Der mehrere Stunden dauernde Festzug ist zusammengesetzt aus Schülerinnen und Schülern aller Osloer Schulen. Jede Schule trägt ihre eigene kostbare und bunte Fahne vor sich her und wird begleitet von einem eigenen Musikkorp. Die Korps können klein sein oder auch über 30 Mitglieder haben. Sie üben das ganze Jahr an ihrer Musik für diesen Tag. Jedes Schulkorp hat eine eigene Kleidung und zusammen sorgen sie schon in den Tagen zuvor für allgegenwärtige, fröhliche Musik. Die einzigen Erwachsenen, die im Umzug mitlaufen dürfen, sind Lehrerinnen und Lehrer und Erzieherinnen und Erzieher. Als erste Schule wird immer eine ausgewählt, die ein besonderes Ereignis in dem entsprechenden Jahr begeht. Die restliche Reihenfolge wird ausgelost. Schon Wochen vor dem Umzug steigt in den Schulen die Aufregung, an welchem Platz man mitlaufen kann. Vor jeder der knapp 200 vorbeiziehenden Schulen zieht der König seinen Zylinder. Den Abschluss des Zuges bilden traditionell die Rus, die Abiturientinnen und Abiturienten des entsprechenden Jahres. Sie tragen, je nach Schultyp rote, blaue oder schwarze Overalls und Hüte. Der Umzug ist der Höhepunkt und Schlusspunkt der Russetid/Feierzeit, in der die jungen Leute mit viel Kreativität und Lautstärke mehrere Wochen lang das öffentliche Leben bereichert und manchmal auch auf verschiedenste Proben gestellt haben.
Umzug und Schlossplatz werden gesäumt von unzähligen Menschen in „Hochzeitskleidung“, norwegischen Fahnen, Gesängen und Jubelrufen.
Die Umzugsteilnehmenden jeder Schule laufen, nachdem sie die Königsfamilie gegrüßt haben, dann zu ihren Schulen.
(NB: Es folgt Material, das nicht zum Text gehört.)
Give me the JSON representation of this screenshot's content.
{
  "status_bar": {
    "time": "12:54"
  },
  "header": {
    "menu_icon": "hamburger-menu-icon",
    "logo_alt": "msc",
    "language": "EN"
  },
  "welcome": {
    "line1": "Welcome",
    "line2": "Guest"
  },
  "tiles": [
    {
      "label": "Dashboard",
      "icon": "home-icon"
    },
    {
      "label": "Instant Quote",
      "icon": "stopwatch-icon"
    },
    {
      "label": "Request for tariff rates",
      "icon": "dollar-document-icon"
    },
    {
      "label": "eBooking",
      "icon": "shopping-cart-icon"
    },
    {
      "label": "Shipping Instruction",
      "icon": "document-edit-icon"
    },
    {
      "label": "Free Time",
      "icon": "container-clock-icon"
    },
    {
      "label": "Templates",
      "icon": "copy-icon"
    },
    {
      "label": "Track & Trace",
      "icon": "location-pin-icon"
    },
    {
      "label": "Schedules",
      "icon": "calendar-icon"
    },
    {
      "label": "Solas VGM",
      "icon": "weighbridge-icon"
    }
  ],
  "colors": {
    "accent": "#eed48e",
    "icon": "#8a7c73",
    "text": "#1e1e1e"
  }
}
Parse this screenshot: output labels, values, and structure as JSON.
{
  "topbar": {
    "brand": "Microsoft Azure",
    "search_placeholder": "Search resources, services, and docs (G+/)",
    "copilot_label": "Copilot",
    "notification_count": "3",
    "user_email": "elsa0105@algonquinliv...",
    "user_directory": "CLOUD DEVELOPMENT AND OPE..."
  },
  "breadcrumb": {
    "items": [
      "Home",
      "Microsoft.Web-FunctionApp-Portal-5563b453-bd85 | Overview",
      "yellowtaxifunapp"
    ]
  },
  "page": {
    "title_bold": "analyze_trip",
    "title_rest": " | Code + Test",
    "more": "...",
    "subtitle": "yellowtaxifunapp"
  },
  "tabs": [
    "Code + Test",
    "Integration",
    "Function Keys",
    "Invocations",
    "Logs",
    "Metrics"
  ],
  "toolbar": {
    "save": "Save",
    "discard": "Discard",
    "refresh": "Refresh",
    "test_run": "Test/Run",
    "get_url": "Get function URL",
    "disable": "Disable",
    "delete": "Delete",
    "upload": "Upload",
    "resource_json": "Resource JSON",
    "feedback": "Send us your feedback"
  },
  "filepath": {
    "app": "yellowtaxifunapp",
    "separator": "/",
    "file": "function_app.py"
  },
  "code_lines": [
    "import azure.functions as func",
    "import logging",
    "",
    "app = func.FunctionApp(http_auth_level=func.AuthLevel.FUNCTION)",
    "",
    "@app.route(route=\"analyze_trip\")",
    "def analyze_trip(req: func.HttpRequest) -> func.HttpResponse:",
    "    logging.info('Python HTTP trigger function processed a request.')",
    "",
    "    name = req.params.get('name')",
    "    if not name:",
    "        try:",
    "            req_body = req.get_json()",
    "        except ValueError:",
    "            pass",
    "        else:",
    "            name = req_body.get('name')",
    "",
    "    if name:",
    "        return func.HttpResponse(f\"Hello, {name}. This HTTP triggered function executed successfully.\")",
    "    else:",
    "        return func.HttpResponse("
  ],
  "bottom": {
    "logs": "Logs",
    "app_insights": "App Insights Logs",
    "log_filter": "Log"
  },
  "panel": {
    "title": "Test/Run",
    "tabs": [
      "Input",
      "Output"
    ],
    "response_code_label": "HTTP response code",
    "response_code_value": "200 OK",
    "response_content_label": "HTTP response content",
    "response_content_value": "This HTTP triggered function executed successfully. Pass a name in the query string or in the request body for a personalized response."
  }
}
Dort haben Eltern und Lehrer nach Möglichkeit im Freien ein Kinderfest, ein paar kurze Reden und jede Menge Eis, Würstchen und Süßigkeiten vorbereitet. An diesem Tag gilt, dass alle Kinder soviel davon essen dürfen, bis sie …
Auch Vereine, zu denen Kinder gehören, laden zu Spielen, Süßigkeiten und Tanz ein.
Und wenn das Wetter einigermaßen gut ist, kann man dann ab frühem Nachmittag in Gärten und Vorgärten etwas beobachten, was es wohl nur in Norwegen gibt. Nach Möglichkeit in Sichtbarkeit zur Straße, damit alle etwas davon haben, sind die festlichsten und geschmücktesten Tafeln aufgebaut, die mit edlem Geschirr und edelster Tischdekoration zu gestalten sind. Selbst zu Weihnachten sind die Menschen und Tafeln nicht festlicher geschmückt. Und dann findet der Nationalfeiertag als richtiges Familienfest statt. Man lädt die Familie und engste Freunde ein, es gibt kleine Geschenke und Reden, Musik und Gesang. Alkohol spielt kaum eine Rolle. Der ist in Norwegen in der Öffentlichkeit und erst recht da, wo Kinder sind, völlig tabu. Bierseeligkeit und Gerempel, Dauerlautsprecherbeschallung, Imbissbudenparcours und Katerstimmung am nächsten Morgen fehlen ebenso. Es ist ganz selbstverständlich, am nächsten Tag wieder zur Arbeit zu gehen, fröhlich, voller Eindrücke und sicherlich auch etwas stolz darauf, dass Nationalfeiertag in Norwegen in seiner familiären Festlichkeit und fröhlichen Friedlichkeit etwas ganz Besonderes ist.